Bu açıklanan rakamlar genel olduğu için pazara gelen mallar ve bu
malların satılabilen miktarı hakkında kesin bilgi vermemektedir. Ancak bu
verilerden yola çıkarak şehrin ticari hacminde düşüş olduğu söylenebilir.

Tablo 6. Yenice-i Vardar Şehri’nin Vergi Gelirleri

Mahsûl-ı Başhane

Gelirler

Mahsûl-ı Tuzhane

Resm-i Arûs

Mukâta’a-i Bâc-ı Bâzâr

Mukâta’a-i Zemin-i Dekakin

Mukâta’a-i Cizye-i Gebran

İhzâr-ı Nefs-i Yenice

Resm-i Zemin-i Bostan

Resm-i Kışlak

Resm-i Bağât -i Müslim

Mukatâ’a-i Resm-i Siyah

Mahsûl-i Beyt’ül Mâl ve Mâl-ı
Gayıp ve Yava ve Kaçkun

Resm-i Besâtin

Mahsûl-i Meyhâne

Öşr-i Gallât ve Hubûbât

Öşr-i Penbe

Öşr-i Bahâ-ı Susam

Resm-i Dönüm-i Bağat

An Hasıl-ı Pâre

Öşr-i Giyâh

Öşr-i Kovan

YEKÜN

Yenice-i Vardar’da vergiye tabi, küçük sanayi kuruluşu olarak tarif
edebileceğimiz ve birçok Osmanlı şehrinde mevcut olan boyahane veya
yağhane gibi işletmelerin olmadığı görülmektedir.

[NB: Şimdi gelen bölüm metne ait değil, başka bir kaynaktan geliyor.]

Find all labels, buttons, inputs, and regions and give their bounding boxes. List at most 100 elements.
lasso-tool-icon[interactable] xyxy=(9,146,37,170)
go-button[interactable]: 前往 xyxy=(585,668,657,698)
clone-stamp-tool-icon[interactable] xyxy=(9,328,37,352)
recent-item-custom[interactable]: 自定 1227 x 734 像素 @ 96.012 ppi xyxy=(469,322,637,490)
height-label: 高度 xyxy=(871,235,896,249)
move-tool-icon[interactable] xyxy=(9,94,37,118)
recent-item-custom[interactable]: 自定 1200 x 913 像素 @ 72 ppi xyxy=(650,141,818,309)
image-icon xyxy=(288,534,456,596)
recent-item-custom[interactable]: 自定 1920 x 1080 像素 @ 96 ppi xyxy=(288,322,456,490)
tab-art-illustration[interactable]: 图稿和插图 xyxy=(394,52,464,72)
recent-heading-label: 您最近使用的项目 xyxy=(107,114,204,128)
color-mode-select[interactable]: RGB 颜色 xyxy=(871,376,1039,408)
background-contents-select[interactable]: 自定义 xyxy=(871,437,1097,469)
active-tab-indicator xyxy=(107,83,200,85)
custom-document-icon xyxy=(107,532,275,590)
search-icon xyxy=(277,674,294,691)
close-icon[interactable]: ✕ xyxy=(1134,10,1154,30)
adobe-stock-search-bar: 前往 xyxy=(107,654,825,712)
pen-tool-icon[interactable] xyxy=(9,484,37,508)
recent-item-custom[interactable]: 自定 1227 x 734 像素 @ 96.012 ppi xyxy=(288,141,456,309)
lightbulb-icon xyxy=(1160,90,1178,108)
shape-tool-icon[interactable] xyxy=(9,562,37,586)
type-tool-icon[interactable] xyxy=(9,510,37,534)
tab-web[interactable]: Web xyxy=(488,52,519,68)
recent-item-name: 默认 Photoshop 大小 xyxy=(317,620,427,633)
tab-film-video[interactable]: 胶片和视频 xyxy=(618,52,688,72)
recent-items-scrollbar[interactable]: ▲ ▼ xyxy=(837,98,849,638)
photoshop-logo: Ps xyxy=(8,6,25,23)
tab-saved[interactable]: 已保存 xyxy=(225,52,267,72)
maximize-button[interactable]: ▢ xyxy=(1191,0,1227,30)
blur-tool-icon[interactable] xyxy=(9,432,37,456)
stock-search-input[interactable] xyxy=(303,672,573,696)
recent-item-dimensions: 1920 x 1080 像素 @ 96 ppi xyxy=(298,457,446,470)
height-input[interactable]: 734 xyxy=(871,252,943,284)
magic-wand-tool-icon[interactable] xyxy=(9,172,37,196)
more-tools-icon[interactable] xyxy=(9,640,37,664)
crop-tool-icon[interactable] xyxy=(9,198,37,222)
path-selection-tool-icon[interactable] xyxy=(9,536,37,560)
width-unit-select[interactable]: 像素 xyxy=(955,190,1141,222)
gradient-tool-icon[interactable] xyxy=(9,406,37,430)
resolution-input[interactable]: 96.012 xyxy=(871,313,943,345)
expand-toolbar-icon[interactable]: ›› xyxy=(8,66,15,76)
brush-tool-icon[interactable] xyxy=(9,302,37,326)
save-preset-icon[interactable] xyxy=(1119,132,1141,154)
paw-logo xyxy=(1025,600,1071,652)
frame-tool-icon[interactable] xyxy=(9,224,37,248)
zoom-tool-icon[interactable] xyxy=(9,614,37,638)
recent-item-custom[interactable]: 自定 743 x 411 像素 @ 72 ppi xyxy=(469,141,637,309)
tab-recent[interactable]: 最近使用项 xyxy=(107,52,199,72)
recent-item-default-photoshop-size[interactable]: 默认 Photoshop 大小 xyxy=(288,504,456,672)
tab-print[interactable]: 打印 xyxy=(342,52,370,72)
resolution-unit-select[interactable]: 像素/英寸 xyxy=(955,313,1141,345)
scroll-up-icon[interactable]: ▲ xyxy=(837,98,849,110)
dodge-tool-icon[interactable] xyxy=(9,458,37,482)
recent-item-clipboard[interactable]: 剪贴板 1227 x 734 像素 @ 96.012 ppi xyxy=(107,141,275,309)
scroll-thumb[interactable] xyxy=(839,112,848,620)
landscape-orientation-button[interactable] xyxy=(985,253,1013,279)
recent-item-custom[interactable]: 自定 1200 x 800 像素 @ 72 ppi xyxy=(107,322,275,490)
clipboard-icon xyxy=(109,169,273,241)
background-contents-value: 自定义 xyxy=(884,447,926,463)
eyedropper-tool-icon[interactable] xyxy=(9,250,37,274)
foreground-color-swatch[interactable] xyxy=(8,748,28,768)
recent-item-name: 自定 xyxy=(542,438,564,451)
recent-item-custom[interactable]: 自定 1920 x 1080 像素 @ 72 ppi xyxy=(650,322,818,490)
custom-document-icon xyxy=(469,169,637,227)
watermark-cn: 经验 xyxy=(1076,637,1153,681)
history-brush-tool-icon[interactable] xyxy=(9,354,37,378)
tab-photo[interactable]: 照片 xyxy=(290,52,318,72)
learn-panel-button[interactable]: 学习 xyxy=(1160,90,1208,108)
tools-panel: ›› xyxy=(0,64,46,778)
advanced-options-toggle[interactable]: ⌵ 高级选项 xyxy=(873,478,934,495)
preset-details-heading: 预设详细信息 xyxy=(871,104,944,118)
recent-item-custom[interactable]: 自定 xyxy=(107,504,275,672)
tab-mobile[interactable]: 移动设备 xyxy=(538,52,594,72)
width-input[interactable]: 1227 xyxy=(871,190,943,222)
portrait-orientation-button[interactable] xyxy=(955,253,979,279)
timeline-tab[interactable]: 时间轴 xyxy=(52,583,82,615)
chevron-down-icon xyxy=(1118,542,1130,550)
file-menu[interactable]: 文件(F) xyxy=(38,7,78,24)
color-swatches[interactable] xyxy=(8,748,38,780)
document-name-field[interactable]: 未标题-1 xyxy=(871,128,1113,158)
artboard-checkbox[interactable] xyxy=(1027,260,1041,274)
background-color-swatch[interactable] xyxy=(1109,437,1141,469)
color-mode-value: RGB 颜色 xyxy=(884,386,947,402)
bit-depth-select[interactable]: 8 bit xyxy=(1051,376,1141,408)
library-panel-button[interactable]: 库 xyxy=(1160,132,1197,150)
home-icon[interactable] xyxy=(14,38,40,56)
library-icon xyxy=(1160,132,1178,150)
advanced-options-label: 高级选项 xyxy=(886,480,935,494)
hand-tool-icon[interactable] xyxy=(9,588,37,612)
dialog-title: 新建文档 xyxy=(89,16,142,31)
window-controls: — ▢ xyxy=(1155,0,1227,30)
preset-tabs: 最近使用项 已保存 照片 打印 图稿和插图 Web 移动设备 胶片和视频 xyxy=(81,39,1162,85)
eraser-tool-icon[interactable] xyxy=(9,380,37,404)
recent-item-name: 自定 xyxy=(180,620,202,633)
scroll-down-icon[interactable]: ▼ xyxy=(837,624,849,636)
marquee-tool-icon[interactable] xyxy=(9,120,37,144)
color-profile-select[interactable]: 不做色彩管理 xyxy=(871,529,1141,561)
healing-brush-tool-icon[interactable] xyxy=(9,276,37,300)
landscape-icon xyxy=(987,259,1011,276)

Bu kabilden işletmeler
olarak başhane ve tuzhane mevcuttur. Hayvanların baş ve ayaklarının
satıldığı başhaneden 1520’de 1.233 akçe, 1541’de 3.700 akçe, 1556’da
9.000 akçe olmuştur ki bu hayvan kesimininde göstergesidir. Ayrıca bölgede
gittikçe artan bir tuz inhisarı da göze çarpmaktadır. 1520’de 800 akçe olan
tuz geliri 1541’de 1.300 akçeye, 1556’da ise 12.000 akçeye yükselmiştir.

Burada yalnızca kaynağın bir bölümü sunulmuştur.